Âgé de 52 ans, le père Raï était originaire de Debl (caza de Bint Jbeil) un autre village maronite de la frontière avec Israël, dont les habitants ont également décidé de rester.
Le caza de Bint Jbeil compte quatre localités chrétiennes à la frontière avec Israël: Debl, Aïn Ebel, Rmeich et Kawzah. Leurs habitants refusent eux aussi de partir.
Une partie de Kawzah, un hameau peuplé en grande partie de personnes âgées et souvent utilisé par le Hezbollah pour tirer des roquettes vers Israël, a été partiellement occupée la semaine dernière par l’armée israélienne.
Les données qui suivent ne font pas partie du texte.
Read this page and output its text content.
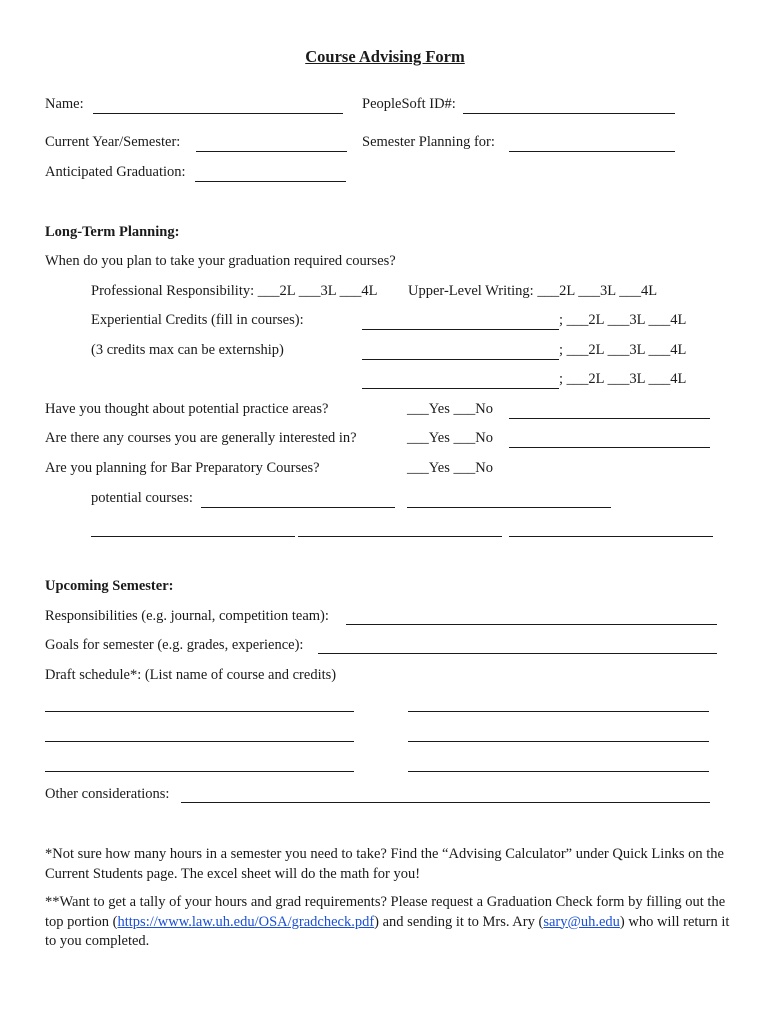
Course Advising Form
Name:	PeopleSoft ID#:
Current Year/Semester:	Semester Planning for:
Anticipated Graduation:
Long-Term Planning:
When do you plan to take your graduation required courses?
Professional Responsibility: ___2L ___3L ___4L Upper-Level Writing: ___2L ___3L ___4L
Experiential Credits (fill in courses):	; ___2L ___3L ___4L
(3 credits max can be externship)	; ___2L ___3L ___4L
; ___2L ___3L ___4L
Have you thought about potential practice areas?	___Yes ___No
Are there any courses you are generally interested in?	___Yes ___No
Are you planning for Bar Preparatory Courses?	___Yes ___No
potential courses:
Upcoming Semester:
Responsibilities (e.g. journal, competition team):
Goals for semester (e.g. grades, experience):
Draft schedule*: (List name of course and credits)
Other considerations:
*Not sure how many hours in a semester you need to take? Find the “Advising Calculator” under Quick Links on the Current Students page. The excel sheet will do the math for you!
**Want to get a tally of your hours and grad requirements? Please request a Graduation Check form by filling out the top portion (https://www.law.uh.edu/OSA/gradcheck.pdf) and sending it to Mrs. Ary (sary@uh.edu) who will return it to you completed.
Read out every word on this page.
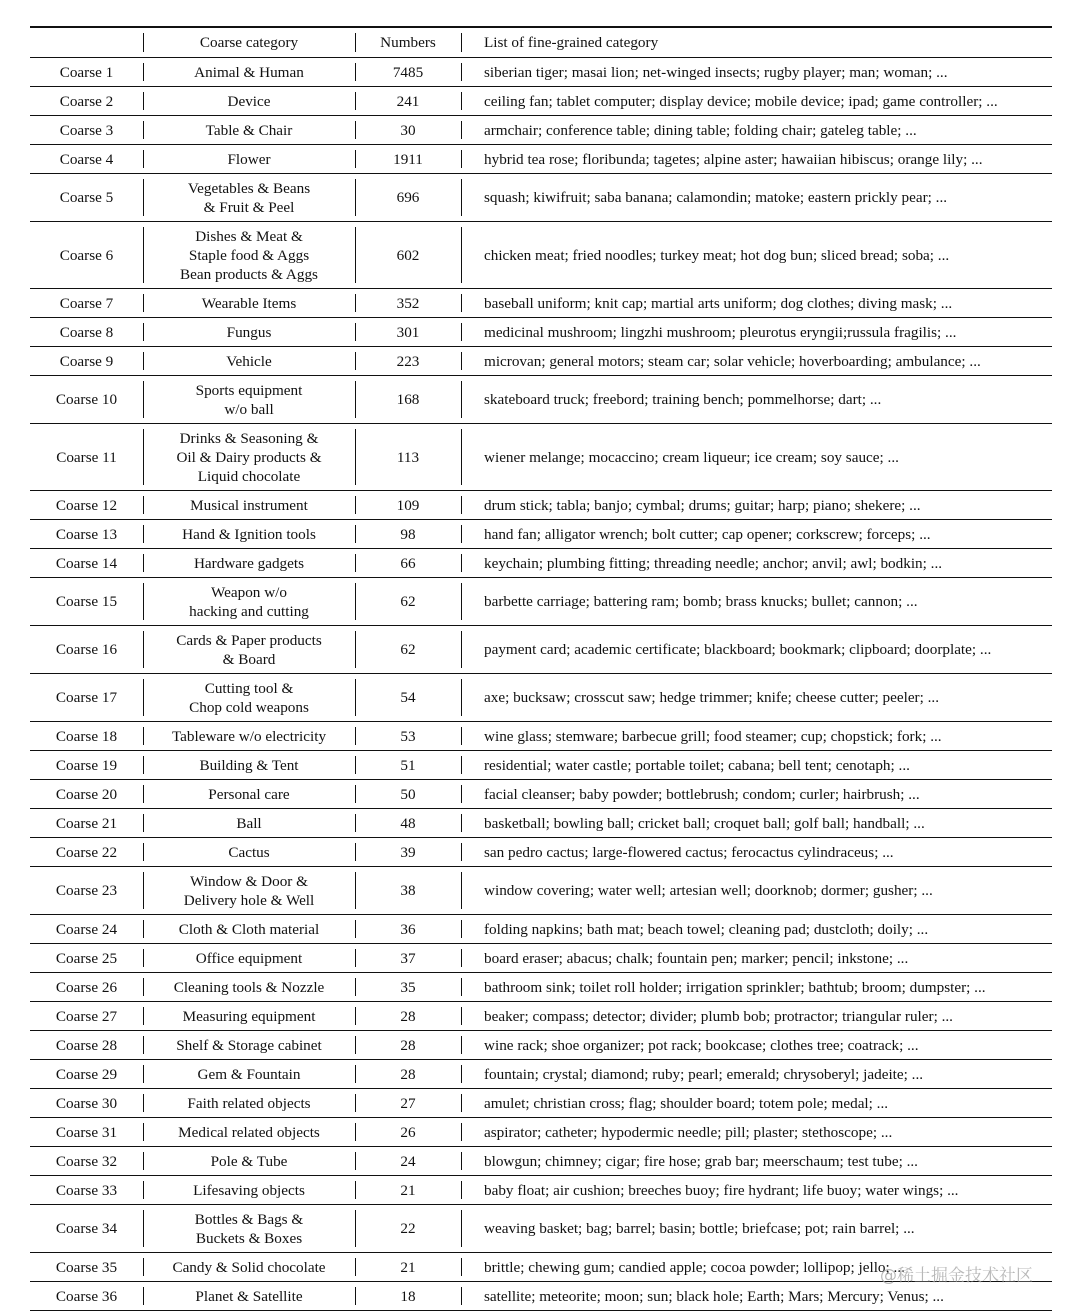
	Coarse category	Numbers	List of fine-grained category
Coarse 1	Animal & Human	7485	siberian tiger; masai lion; net-winged insects; rugby player; man; woman; ...
Coarse 2	Device	241	ceiling fan; tablet computer; display device; mobile device; ipad; game controller; ...
Coarse 3	Table & Chair	30	armchair; conference table; dining table; folding chair; gateleg table; ...
Coarse 4	Flower	1911	hybrid tea rose; floribunda; tagetes; alpine aster; hawaiian hibiscus; orange lily; ...
Coarse 5	Vegetables & Beans
& Fruit & Peel	696	squash; kiwifruit; saba banana; calamondin; matoke; eastern prickly pear; ...
Coarse 6	Dishes & Meat &
Staple food & Aggs
Bean products & Aggs	602	chicken meat; fried noodles; turkey meat; hot dog bun; sliced bread; soba; ...
Coarse 7	Wearable Items	352	baseball uniform; knit cap; martial arts uniform; dog clothes; diving mask; ...
Coarse 8	Fungus	301	medicinal mushroom; lingzhi mushroom; pleurotus eryngii;russula fragilis; ...
Coarse 9	Vehicle	223	microvan; general motors; steam car; solar vehicle; hoverboarding; ambulance; ...
Coarse 10	Sports equipment
w/o ball	168	skateboard truck; freebord; training bench; pommelhorse; dart; ...
Coarse 11	Drinks & Seasoning &
Oil & Dairy products &
Liquid chocolate	113	wiener melange; mocaccino; cream liqueur; ice cream; soy sauce; ...
Coarse 12	Musical instrument	109	drum stick; tabla; banjo; cymbal; drums; guitar; harp; piano; shekere; ...
Coarse 13	Hand & Ignition tools	98	hand fan; alligator wrench; bolt cutter; cap opener; corkscrew; forceps; ...
Coarse 14	Hardware gadgets	66	keychain; plumbing fitting; threading needle; anchor; anvil; awl; bodkin; ...
Coarse 15	Weapon w/o
hacking and cutting	62	barbette carriage; battering ram; bomb; brass knucks; bullet; cannon; ...
Coarse 16	Cards & Paper products
& Board	62	payment card; academic certificate; blackboard; bookmark; clipboard; doorplate; ...
Coarse 17	Cutting tool &
Chop cold weapons	54	axe; bucksaw; crosscut saw; hedge trimmer; knife; cheese cutter; peeler; ...
Coarse 18	Tableware w/o electricity	53	wine glass; stemware; barbecue grill; food steamer; cup; chopstick; fork; ...
Coarse 19	Building & Tent	51	residential; water castle; portable toilet; cabana; bell tent; cenotaph; ...
Coarse 20	Personal care	50	facial cleanser; baby powder; bottlebrush; condom; curler; hairbrush; ...
Coarse 21	Ball	48	basketball; bowling ball; cricket ball; croquet ball; golf ball; handball; ...
Coarse 22	Cactus	39	san pedro cactus; large-flowered cactus; ferocactus cylindraceus; ...
Coarse 23	Window & Door &
Delivery hole & Well	38	window covering; water well; artesian well; doorknob; dormer; gusher; ...
Coarse 24	Cloth & Cloth material	36	folding napkins; bath mat; beach towel; cleaning pad; dustcloth; doily; ...
Coarse 25	Office equipment	37	board eraser; abacus; chalk; fountain pen; marker; pencil; inkstone; ...
Coarse 26	Cleaning tools & Nozzle	35	bathroom sink; toilet roll holder; irrigation sprinkler; bathtub; broom; dumpster; ...
Coarse 27	Measuring equipment	28	beaker; compass; detector; divider; plumb bob; protractor; triangular ruler; ...
Coarse 28	Shelf & Storage cabinet	28	wine rack; shoe organizer; pot rack; bookcase; clothes tree; coatrack; ...
Coarse 29	Gem & Fountain	28	fountain; crystal; diamond; ruby; pearl; emerald; chrysoberyl; jadeite; ...
Coarse 30	Faith related objects	27	amulet; christian cross; flag; shoulder board; totem pole; medal; ...
Coarse 31	Medical related objects	26	aspirator; catheter; hypodermic needle; pill; plaster; stethoscope; ...
Coarse 32	Pole & Tube	24	blowgun; chimney; cigar; fire hose; grab bar; meerschaum; test tube; ...
Coarse 33	Lifesaving objects	21	baby float; air cushion; breeches buoy; fire hydrant; life buoy; water wings; ...
Coarse 34	Bottles & Bags &
Buckets & Boxes	22	weaving basket; bag; barrel; basin; bottle; briefcase; pot; rain barrel; ...
Coarse 35	Candy & Solid chocolate	21	brittle; chewing gum; candied apple; cocoa powder; lollipop; jello; ...
Coarse 36	Planet & Satellite	18	satellite; meteorite; moon; sun; black hole; Earth; Mars; Mercury; Venus; ...
@稀土掘金技术社区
Les habitants de ces villages chrétiens ignorent ce que l’avenir leur réserve, notamment si Israël décidait de rétablir une zone de sécurité -comme ce fut le cas entre 1978 et 2000- ou une zone tampon, le long de sa frontière avec le Liban.
Les habitants de ces villages chrétiens ont peur de vivre de nouveau comme en 1978 : les villages chiites pourraient être entièrement détruits et leurs habitants empêchés d’y revenir jusqu’à une éventuelle signature d’un accord de paix. Les minorités chrétiennes, druzes et sunnites pourraient, elles, être autorisées à rester.